Something's in the air. I had not heard of the outrageously talented Vicki Yohe until I'd tuned into WBLS this morning, a station I've followed for years, no matter where I'm living. But I was never as much of a fan of BLS as of 98.7 Kiss FM, which had superior dance music that ranged from Shirley Ellis to Whitney to Beyoncé, and more than lived up to its claim that it broadcast "Classic Soul and Today's R. & B."
In any case, last weekend was my last chance to float on the Kiss airwaves before they merged with BLS, due to a recent programming deal between Emmis Communications and ESPN New York. Times are hard. I will follow the Kiss crew anywhere, even to the revamped BLS. We'll be old friends soon, and now I'm glad that I tuned in, because that's where I heard Vicki Yohe, and what might be described as her post-white voice. The song: "I'm At Peace." And the minute I heard it, I knew I was in the presence of something powerful-faith married to a gorgeous set of pipes that was steeped in the locutions of the black church as reinterpreted by a blonde white woman who's adopted a biracial child. 'Nuff said?

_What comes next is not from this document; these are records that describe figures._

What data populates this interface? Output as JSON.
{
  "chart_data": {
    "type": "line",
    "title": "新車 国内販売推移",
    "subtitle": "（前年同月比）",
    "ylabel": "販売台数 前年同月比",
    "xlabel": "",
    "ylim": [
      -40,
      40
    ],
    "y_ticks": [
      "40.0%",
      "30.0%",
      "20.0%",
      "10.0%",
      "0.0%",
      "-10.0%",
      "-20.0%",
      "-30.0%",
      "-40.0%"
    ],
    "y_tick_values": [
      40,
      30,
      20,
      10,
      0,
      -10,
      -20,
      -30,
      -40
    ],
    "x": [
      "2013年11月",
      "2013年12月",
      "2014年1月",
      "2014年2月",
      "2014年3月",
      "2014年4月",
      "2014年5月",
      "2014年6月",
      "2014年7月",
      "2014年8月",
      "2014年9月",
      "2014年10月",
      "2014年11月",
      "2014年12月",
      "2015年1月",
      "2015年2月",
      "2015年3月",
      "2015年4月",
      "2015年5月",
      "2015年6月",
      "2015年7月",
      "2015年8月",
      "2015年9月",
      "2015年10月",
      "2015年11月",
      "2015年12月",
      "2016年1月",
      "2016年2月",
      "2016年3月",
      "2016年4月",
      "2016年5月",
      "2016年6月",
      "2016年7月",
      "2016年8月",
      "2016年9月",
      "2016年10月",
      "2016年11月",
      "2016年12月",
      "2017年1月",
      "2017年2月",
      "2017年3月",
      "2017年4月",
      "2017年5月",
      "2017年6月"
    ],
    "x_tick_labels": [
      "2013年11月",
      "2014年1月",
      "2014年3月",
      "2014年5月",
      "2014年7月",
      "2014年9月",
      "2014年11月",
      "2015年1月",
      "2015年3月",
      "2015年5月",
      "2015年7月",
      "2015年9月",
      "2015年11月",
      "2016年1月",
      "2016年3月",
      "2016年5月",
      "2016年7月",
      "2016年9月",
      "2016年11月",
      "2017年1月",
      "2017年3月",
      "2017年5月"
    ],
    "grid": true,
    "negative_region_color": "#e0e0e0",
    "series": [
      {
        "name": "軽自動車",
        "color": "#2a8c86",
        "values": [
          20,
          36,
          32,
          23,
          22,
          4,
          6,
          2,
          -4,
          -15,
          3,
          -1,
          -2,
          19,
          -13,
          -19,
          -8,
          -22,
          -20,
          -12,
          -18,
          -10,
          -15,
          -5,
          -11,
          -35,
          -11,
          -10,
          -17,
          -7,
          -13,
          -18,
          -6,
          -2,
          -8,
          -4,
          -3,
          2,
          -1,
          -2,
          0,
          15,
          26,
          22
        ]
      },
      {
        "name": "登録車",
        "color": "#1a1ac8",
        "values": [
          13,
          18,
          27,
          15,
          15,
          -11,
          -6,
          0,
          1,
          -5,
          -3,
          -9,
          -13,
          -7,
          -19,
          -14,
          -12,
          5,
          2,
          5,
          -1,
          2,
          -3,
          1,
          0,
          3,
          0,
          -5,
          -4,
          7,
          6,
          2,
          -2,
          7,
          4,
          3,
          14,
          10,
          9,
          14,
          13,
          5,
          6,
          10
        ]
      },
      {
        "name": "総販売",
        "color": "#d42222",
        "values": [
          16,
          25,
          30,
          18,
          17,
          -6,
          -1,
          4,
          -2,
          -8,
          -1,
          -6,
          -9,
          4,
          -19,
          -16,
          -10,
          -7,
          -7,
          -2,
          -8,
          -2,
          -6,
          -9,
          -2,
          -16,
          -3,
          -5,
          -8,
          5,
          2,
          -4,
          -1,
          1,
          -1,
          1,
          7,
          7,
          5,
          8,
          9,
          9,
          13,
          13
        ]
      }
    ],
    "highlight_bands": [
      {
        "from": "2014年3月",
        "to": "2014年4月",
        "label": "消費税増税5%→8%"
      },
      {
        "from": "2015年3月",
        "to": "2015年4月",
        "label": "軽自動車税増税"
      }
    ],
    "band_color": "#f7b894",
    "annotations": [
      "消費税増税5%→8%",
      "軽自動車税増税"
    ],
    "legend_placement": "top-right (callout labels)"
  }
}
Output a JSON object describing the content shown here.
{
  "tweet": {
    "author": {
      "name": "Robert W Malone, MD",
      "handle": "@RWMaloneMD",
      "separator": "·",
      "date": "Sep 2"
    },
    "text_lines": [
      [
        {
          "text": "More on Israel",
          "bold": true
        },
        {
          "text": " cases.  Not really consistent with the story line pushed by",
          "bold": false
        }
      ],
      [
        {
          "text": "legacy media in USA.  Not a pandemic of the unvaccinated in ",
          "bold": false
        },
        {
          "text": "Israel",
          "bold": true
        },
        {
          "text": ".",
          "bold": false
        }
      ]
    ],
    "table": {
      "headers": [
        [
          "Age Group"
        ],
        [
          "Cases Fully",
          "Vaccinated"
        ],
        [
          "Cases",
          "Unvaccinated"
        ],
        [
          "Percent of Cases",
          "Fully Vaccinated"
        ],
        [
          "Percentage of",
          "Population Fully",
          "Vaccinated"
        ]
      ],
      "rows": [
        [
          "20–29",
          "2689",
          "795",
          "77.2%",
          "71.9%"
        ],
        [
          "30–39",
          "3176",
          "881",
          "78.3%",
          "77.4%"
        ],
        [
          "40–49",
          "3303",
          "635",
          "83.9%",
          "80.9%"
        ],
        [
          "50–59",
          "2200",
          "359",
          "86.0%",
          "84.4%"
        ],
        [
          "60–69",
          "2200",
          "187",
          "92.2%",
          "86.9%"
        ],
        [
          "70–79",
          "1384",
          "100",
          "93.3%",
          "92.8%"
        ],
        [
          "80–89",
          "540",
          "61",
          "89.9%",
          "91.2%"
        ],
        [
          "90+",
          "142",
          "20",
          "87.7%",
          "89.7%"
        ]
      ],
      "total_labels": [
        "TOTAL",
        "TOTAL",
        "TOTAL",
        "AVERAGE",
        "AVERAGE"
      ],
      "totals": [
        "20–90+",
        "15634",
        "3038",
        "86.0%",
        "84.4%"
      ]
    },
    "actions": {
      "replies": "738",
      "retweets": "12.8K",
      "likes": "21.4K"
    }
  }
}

The song is as powerful as "Precious Memories," Aretha and James Cleveland's duet on the former's 1972 album, "Amazing Grace," a record that works because it includes talents other than Aretha's own-she has to step up instead of coasting on her "legendary" status. (Franklin's joining forces with Clive Davis weeks after Whitney's death says as much about her ambition as it does about the brutality of the music business.) But Yohe has a faith that's bigger than show business, and, as the somewhat literal-minded video for her song indicates, she has an interest in becoming the voice of working-class America, a world where blacks and whites who feel stiffed by a dream they can't remember having, exist side by side, separated less by race than from those who have, because they do not have much.